Portola Valley school board to discuss details of bond measure

Study session starts at 3 p.m. at Corte Madera

This drawing shows the Ormondale campus if everything on the facilities master plan were to be built. (CAW Architects/Courtesy Portola Valley School District)

Note: An earlier version of this story said the meeting starts at 3:30, due to a mix-up in the meeting agenda. The meeting starts at 3 p.m.

Should the Portola Valley School District put a $37 million bond measure on the ballot in November? How about a $50 million measure?

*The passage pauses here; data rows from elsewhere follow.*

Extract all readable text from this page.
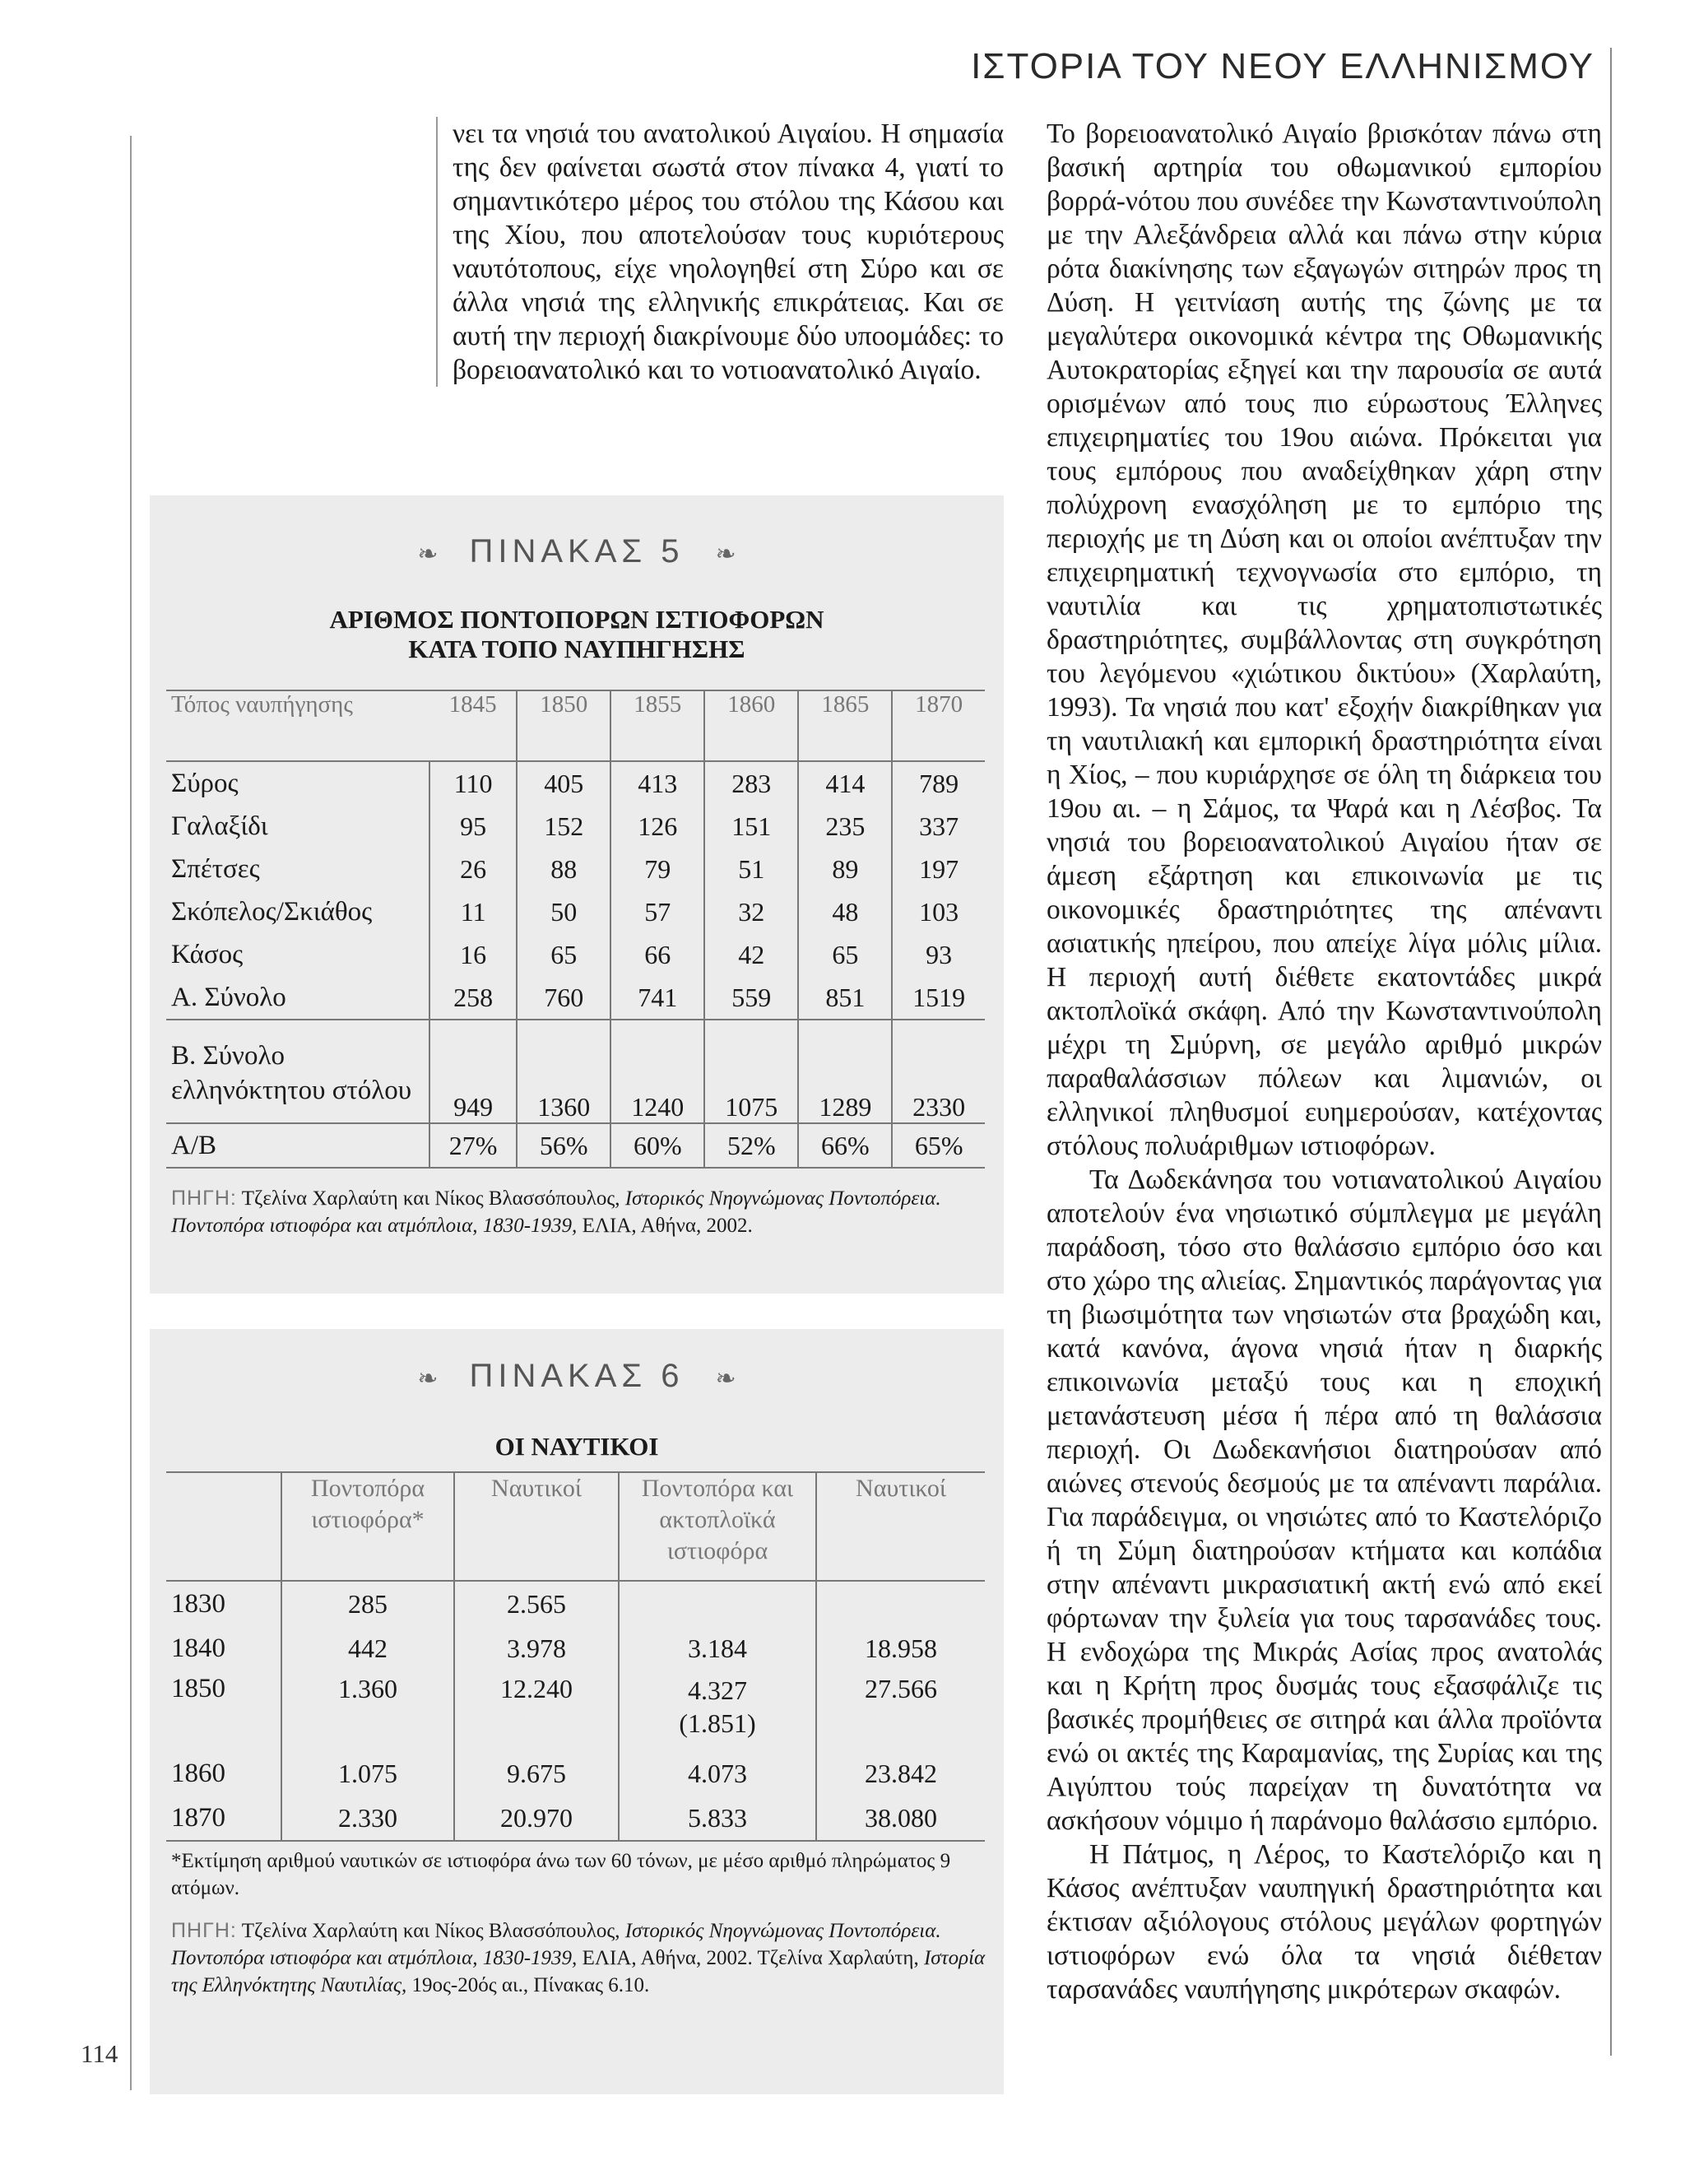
ΙΣΤΟΡΙΑ ΤΟΥ ΝΕΟΥ ΕΛΛΗΝΙΣΜΟΥ
114

νει τα νησιά του ανατολικού Αιγαίου. Η σημασία της δεν φαίνεται σωστά στον πίνακα 4, γιατί το σημαντικότερο μέρος του στόλου της Κάσου και της Χίου, που αποτελούσαν τους κυριότερους ναυτότοπους, είχε νηολογηθεί στη Σύρο και σε άλλα νησιά της ελληνικής επικράτειας. Και σε αυτή την περιοχή διακρίνουμε δύο υποομάδες: το βορειοανατολικό και το νοτιοανατολικό Αιγαίο.

Το βορειοανατολικό Αιγαίο βρισκόταν πάνω στη βασική αρτηρία του οθωμανικού εμπορίου βορρά-νότου που συνέδεε την Κωνσταντινούπολη με την Αλεξάνδρεια αλλά και πάνω στην κύρια ρότα διακίνησης των εξαγωγών σιτηρών προς τη Δύση. Η γειτνίαση αυτής της ζώνης με τα μεγαλύτερα οικονομικά κέντρα της Οθωμανικής Αυτοκρατορίας εξηγεί και την παρουσία σε αυτά ορισμένων από τους πιο εύρωστους Έλληνες επιχειρηματίες του 19ου αιώνα. Πρόκειται για τους εμπόρους που αναδείχθηκαν χάρη στην πολύχρονη ενασχόληση με το εμπόριο της περιοχής με τη Δύση και οι οποίοι ανέπτυξαν την επιχειρηματική τεχνογνωσία στο εμπόριο, τη ναυτιλία και τις χρηματοπιστωτικές δραστηριότητες, συμβάλλοντας στη συγκρότηση του λεγόμενου «χιώτικου δικτύου» (Χαρλαύτη, 1993). Τα νησιά που κατ' εξοχήν διακρίθηκαν για τη ναυτιλιακή και εμπορική δραστηριότητα είναι η Χίος, – που κυριάρχησε σε όλη τη διάρκεια του 19ου αι. – η Σάμος, τα Ψαρά και η Λέσβος. Τα νησιά του βορειοανατολικού Αιγαίου ήταν σε άμεση εξάρτηση και επικοινωνία με τις οικονομικές δραστηριότητες της απέναντι ασιατικής ηπείρου, που απείχε λίγα μόλις μίλια. Η περιοχή αυτή διέθετε εκατοντάδες μικρά ακτοπλοϊκά σκάφη. Από την Κωνσταντινούπολη μέχρι τη Σμύρνη, σε μεγάλο αριθμό μικρών παραθαλάσσιων πόλεων και λιμανιών, οι ελληνικοί πληθυσμοί ευημερούσαν, κατέχοντας στόλους πολυάριθμων ιστιοφόρων.

Τα Δωδεκάνησα του νοτιανατολικού Αιγαίου αποτελούν ένα νησιωτικό σύμπλεγμα με μεγάλη παράδοση, τόσο στο θαλάσσιο εμπόριο όσο και στο χώρο της αλιείας. Σημαντικός παράγοντας για τη βιωσιμότητα των νησιωτών στα βραχώδη και, κατά κανόνα, άγονα νησιά ήταν η διαρκής επικοινωνία μεταξύ τους και η εποχική μετανάστευση μέσα ή πέρα από τη θαλάσσια περιοχή. Οι Δωδεκανήσιοι διατηρούσαν από αιώνες στενούς δεσμούς με τα απέναντι παράλια. Για παράδειγμα, οι νησιώτες από το Καστελόριζο ή τη Σύμη διατηρούσαν κτήματα και κοπάδια στην απέναντι μικρασιατική ακτή ενώ από εκεί φόρτωναν την ξυλεία για τους ταρσανάδες τους. Η ενδοχώρα της Μικράς Ασίας προς ανατολάς και η Κρήτη προς δυσμάς τους εξασφάλιζε τις βασικές προμήθειες σε σιτηρά και άλλα προϊόντα ενώ οι ακτές της Καραμανίας, της Συρίας και της Αιγύπτου τούς παρείχαν τη δυνατότητα να ασκήσουν νόμιμο ή παράνομο θαλάσσιο εμπόριο.

Η Πάτμος, η Λέρος, το Καστελόριζο και η Κάσος ανέπτυξαν ναυπηγική δραστηριότητα και έκτισαν αξιόλογους στόλους μεγάλων φορτηγών ιστιοφόρων ενώ όλα τα νησιά διέθεταν ταρσανάδες ναυπήγησης μικρότερων σκαφών.

❧ ΠΙΝΑΚΑΣ 5 ❧
ΑΡΙΘΜΟΣ ΠΟΝΤΟΠΟΡΩΝ ΙΣΤΙΟΦΟΡΩΝ
ΚΑΤΑ ΤΟΠΟ ΝΑΥΠΗΓΗΣΗΣ
Τόπος ναυπήγησης	1845	1850	1855	1860	1865	1870
Σύρος	110	405	413	283	414	789
Γαλαξίδι	95	152	126	151	235	337
Σπέτσες	26	88	79	51	89	197
Σκόπελος/Σκιάθος	11	50	57	32	48	103
Κάσος	16	65	66	42	65	93
Α. Σύνολο	258	760	741	559	851	1519
Β. Σύνολο ελληνόκτητου στόλου	949	1360	1240	1075	1289	2330
Α/Β	27%	56%	60%	52%	66%	65%
ΠΗΓΗ: Τζελίνα Χαρλαύτη και Νίκος Βλασσόπουλος, Ιστορικός Νηογνώμονας Ποντοπόρεια. Ποντοπόρα ιστιοφόρα και ατμόπλοια, 1830-1939, ΕΛΙΑ, Αθήνα, 2002.
❧ ΠΙΝΑΚΑΣ 6 ❧
ΟΙ ΝΑΥΤΙΚΟΙ
	Ποντοπόρα ιστιοφόρα*	Ναυτικοί	Ποντοπόρα και ακτοπλοϊκά ιστιοφόρα	Ναυτικοί
1830	285	2.565		
1840	442	3.978	3.184	18.958
1850	1.360	12.240	4.327 (1.851)	27.566
1860	1.075	9.675	4.073	23.842
1870	2.330	20.970	5.833	38.080
*Εκτίμηση αριθμού ναυτικών σε ιστιοφόρα άνω των 60 τόνων, με μέσο αριθμό πληρώματος 9 ατόμων.
ΠΗΓΗ: Τζελίνα Χαρλαύτη και Νίκος Βλασσόπουλος, Ιστορικός Νηογνώμονας Ποντοπόρεια. Ποντοπόρα ιστιοφόρα και ατμόπλοια, 1830-1939, ΕΛΙΑ, Αθήνα, 2002. Τζελίνα Χαρλαύτη, Ιστορία της Ελληνόκτητης Ναυτιλίας, 19ος-20ός αι., Πίνακας 6.10.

Or two bond measures at a time adding up to $74 million, or $100 million?

Those are the possible scenarios presented to the district's governing board in a report prepared for a study session on Tuesday, Feb. 6. The meeting starts at 3 p.m. in room 102 at Corte Madera School, 4575 Alpine Road.

A $50 million bond measure would cost property owners approximately $30 per $100,000 in assessed value (or an annual $300 per $1 million in assessed value), while dual bonds totaling $100 million would cost about twice that much: $600 per $1 million in assessed valuation per year.

Election consultants hired by the district had earlier recommended that the district put one $40 million bond measure on the ballot.

A facilities master plan study listed $30.2 million in projects for Ormondale School, the district's transitional kindergarten through third-grade school, plus $42.2 million in projects at Corte Madera School, the district's fourth- through eighth-grade middle school.

A major single cost is a new performing arts building and expansion of the existing gymnasium at Corte Madera, estimated to cost $12.6 million. Improving the multi-use gymnasium/auditorium at Ormondale is expected to cost $2.3 million.

The master plan lays out these needs:

Modernize aging infrastructure -- repairing and upgrading existing buildings and replacing failing classrooms -- $8.7 million Ormondale, $9.3 million Corte Madera.

Transform the classroom -- replacing the maker spaces and science lab, expanding classrooms and adding technology and furniture for project-based learning -- $16.5 million Ormondale, $12.8 million Corte Madera.

Upgrade outdoor spaces for outdoor learning and gathering spaces -- $1.8 million Ormondale, $5.3 million Corte Madera.

Site safety, security and transportation -- adding fire alarms, security locks, fencing, site lighting, and parking and drop-off improvements -- $1 million at Ormondale and $2.2 million at Corte Madera.

The report also shows that enrollment in the district is expected to fall by about 100 students over the coming years, from this year's 610 to 509 by 2022-23, or about 18 percent. (The projection was 25 students under the actual enrollment for this year, however.)

Earlier polling done for the district showed that support for a $40 million bond measure on the November 2018 ballot ranged from 50.9 percent to 55.2 percent of the respondents, depending on when in the survey the question was asked.

A $30 million second bond measure received a maximum of 49.4 percent approval from those polled.

To pass, bond measures must receive the support of at least 55 percent of the voters.

In 2000, California voters passed Proposition 39, which lowered the threshold needed to pass most school bond measures from 66.7 percent to 55 percent if certain conditions were met. But the law limits how much a single bond measure can raise property taxes; the limit is $30 per $100,000 in assessed valuation (or $300 per $1 million in valuation).

Some school districts have gotten around the limit by asking voters to approve two bond measures on the same ballot, and the Portola Valley district had asked that the two-measure scenario be tested in the poll.